Sunday, August 9, 2009

Four

As I sit in the coffee shop a large, multi-generational and multi-ethnic family arrives and chaotically settles itself onto the outside patio. The family is mostly white but there is an Asian girl of about 10 with long black hair and thick glasses, and a beautiful Afro-American girl of about four with warm brown skin and bright eyes. She and her white sister about the same age hold hands as they find their seats; they are utterly adorable. I admire this family for giving these children a home and being open to diversity; they seem like a family worth knowing. All the children seem to get lots of hugs and attention.

The four year old is picked up by the older sister and held briefly, and I’m reminded of my sister Nell, seven years younger than I am. When she was that age, whenever she was asked any question she always responded by holding up four fingers and saying, “Four,” her age. So for quite awhile we all called her “Four.” She was the youngest of four children in the family, very cute with a pixie haircut and big brown eyes. She loved to ride piggy back and I would often carry her long distances on my back.

Four is a magical age. When Nell was four and I was eleven we were still living on Dewey Drive in Ellettsville and hadn’t yet moved to Sugar Lane. The three girls in the family shared a single bedroom, and there was only one bathroom in the little house.

In summer bands of kids freely roamed the little town with less to fear from strangers back then. We spent a large part of one summer digging deep holes under the gigantic sycamore in the back yard, and even dug recesses into their walls for little fireplaces, wisps of smoke rising from their separate earthen chimneys. Summer rains were bathwater warm. The water mixed with soil to form a rich brown soup that a child could convince herself was chocolate.
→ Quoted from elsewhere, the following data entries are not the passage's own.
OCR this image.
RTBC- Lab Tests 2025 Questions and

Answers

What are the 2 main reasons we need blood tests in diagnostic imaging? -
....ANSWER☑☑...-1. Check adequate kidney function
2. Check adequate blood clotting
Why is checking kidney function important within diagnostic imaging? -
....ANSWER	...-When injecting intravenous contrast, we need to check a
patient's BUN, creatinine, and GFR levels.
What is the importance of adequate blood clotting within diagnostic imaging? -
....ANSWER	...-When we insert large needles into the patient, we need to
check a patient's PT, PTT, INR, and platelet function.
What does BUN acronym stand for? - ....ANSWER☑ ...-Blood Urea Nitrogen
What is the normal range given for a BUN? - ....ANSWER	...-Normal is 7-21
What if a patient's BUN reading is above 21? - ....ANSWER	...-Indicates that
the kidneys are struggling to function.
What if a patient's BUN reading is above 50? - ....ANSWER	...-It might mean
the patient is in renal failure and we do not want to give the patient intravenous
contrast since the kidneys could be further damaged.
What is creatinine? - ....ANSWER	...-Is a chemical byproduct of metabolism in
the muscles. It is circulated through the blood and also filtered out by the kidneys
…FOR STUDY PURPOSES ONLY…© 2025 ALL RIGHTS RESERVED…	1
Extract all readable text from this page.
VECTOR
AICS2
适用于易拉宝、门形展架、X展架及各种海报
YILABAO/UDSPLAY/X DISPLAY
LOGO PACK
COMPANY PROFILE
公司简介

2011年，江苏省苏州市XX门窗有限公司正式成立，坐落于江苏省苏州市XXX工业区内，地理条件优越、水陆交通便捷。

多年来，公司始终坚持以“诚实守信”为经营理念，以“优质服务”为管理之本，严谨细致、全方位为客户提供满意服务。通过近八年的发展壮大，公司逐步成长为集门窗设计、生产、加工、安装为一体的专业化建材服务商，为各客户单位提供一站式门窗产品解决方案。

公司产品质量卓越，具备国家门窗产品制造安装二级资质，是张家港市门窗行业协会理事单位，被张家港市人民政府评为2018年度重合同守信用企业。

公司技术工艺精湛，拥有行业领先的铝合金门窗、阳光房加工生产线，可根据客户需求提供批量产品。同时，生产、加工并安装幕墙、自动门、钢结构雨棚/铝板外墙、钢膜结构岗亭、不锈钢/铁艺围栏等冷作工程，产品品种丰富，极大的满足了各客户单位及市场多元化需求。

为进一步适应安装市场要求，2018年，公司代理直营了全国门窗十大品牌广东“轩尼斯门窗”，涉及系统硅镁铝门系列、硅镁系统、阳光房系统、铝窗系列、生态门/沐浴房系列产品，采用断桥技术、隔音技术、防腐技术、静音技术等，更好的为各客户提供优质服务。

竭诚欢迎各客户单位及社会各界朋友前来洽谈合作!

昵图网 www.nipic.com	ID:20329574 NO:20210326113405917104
Mud pies and thick concoctions of chocolate pudding and cake batter were poured from one container into another and baked in the sun.

The men in the neighborhood pooled their money and built a simple cement block swimming pool a few blocks away called the Turtleback Swim Club, and on many a hot summer evening my father could be persuaded to take us night swimming, the underwater pool lights shining mysteriously from the water’s depths. On cooler nights we would cling to the edge in the water near the lights for the small amount of heat they emitted. Back then, sometimes the chemicals weren’t right in the pool, but we swam in it anyway despite coffee colored water that turned our blonde hair a slightly green tinge. A four-year old could ride on her father’s shoulders and be tossed high into the air—could also pretend to be terrified at the bullet form of the father swimming swiftly underwater, grabbing her to toss her again high into the air or side with her in a splashing battle with the big boys.

Those summers, the creek nearby hosted minnows and crawdads which to their misfortune were sometimes captured and made into pets for awhile. A four year old was sometimes sent out with iced tea for the gardening father and rewarded with a taste of a lightly salted, sun-warmed tomato or green pepper.

Those were some of the good parts of being four. But don’t be fooled; there were terrors as well—a menacing older brother of ten who could spin out of control and other big boys rumored to kill baby birds and commit other acts of cruelty. The truth was, even then the world could be a complicated and scary place and nothing was quite what it seemed.